The aim of this work done during the PhD of Florent Duchaine (http://www.cerfacs.fr/~duchaine) is to provide a multiobjective optimization based methodology to develop a fully automated tool using numerical simulation codes for the evaluation of different design alternatives. The studies deal with the automation of the simulation processes and focus particularly on the automatic mesh generation aspects. In order to reduce the overall response time due to the use of optimization techniques with expensive simulation codes, a strategy based on metamodelling is proposed. The resulting tool is developed with the PALM coupler granting performance and flexibility to the application.
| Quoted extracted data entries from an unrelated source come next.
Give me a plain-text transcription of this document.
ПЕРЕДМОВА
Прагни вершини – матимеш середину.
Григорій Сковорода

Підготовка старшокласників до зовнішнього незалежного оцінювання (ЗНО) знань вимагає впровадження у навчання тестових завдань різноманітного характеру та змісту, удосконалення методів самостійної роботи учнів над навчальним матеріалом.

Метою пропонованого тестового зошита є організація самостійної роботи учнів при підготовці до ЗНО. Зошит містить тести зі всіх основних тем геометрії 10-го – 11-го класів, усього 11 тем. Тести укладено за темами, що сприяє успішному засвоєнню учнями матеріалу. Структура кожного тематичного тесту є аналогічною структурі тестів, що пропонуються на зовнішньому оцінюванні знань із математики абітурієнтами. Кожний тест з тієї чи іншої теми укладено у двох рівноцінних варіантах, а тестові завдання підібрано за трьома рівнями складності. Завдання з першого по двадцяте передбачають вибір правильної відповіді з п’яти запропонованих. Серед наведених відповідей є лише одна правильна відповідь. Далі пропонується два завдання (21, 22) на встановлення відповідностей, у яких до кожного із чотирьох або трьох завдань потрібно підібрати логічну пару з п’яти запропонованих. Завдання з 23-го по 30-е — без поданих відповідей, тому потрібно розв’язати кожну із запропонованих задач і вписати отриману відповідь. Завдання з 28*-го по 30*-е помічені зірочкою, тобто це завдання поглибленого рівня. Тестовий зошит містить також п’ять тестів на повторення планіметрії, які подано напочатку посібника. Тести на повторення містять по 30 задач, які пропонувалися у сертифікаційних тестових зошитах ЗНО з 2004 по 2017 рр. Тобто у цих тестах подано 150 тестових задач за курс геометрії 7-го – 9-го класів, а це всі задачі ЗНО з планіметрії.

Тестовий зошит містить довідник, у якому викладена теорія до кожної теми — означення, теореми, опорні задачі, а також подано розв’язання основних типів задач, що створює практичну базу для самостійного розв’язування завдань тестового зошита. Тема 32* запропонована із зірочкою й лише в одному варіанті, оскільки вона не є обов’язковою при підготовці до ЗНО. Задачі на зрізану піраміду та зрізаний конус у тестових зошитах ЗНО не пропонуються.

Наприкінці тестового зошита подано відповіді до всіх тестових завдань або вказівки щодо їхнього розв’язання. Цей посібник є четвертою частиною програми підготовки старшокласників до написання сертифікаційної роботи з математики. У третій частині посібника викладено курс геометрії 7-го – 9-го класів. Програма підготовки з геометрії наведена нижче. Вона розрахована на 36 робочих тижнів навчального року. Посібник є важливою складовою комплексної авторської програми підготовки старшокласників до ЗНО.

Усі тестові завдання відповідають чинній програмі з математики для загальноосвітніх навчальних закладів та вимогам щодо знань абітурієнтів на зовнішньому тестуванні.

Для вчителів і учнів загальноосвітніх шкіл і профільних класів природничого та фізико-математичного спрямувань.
After some validations and evaluations on case studies, a full size application on an industrial combustor has proved that the tool is able to identify the most promising design solutions.
SNECMA-PALM. Automatic thermal loop based on N3S-Natur / ASTRE /
Abaqus for the prediction of combustion chambers wall
temperature.
Prediction of walls temperature is a problem of primary importance for the estimation of the life cycle of aeronautical combustion chambers. For this reason, SNECMA uses numerical simulations to compute thermal equilibrium that involve convective, radiative and conductive fluxes. The 3D solvers generally used for these computations are N3S-Natur for the turbulent reactive two phase flow predictions, ASTRE for the radiative fluxes and Abaqus for thermal conductivity in solid structures. The convergence of these multi-physics studies implies an iterative process to reach a stationary state. The classical way to carry out such computations is to sequentially run the different codes and manually interfacing them by exchanging data files after having performed the needed format, numbering and unit conversions. Beyond the tiresome aspect of the task, such a procedure is time consuming in term of human and computer power. Moreover, such a manual process can lead to an important uncertainty due to human manipulations of computational data.
In this context, the use of the PALM coupler aims at integrating the 3D solvers and the different interfaces between the codes in an automated application. In addition to the obvious overall time reduction of the resulting process, such an application can help the designers to easily discern the important physical contributions and to optimize the tool: it will be relatively easy to implement different computing strategies, to tune the most significant parameters and to determine the convergence conditions.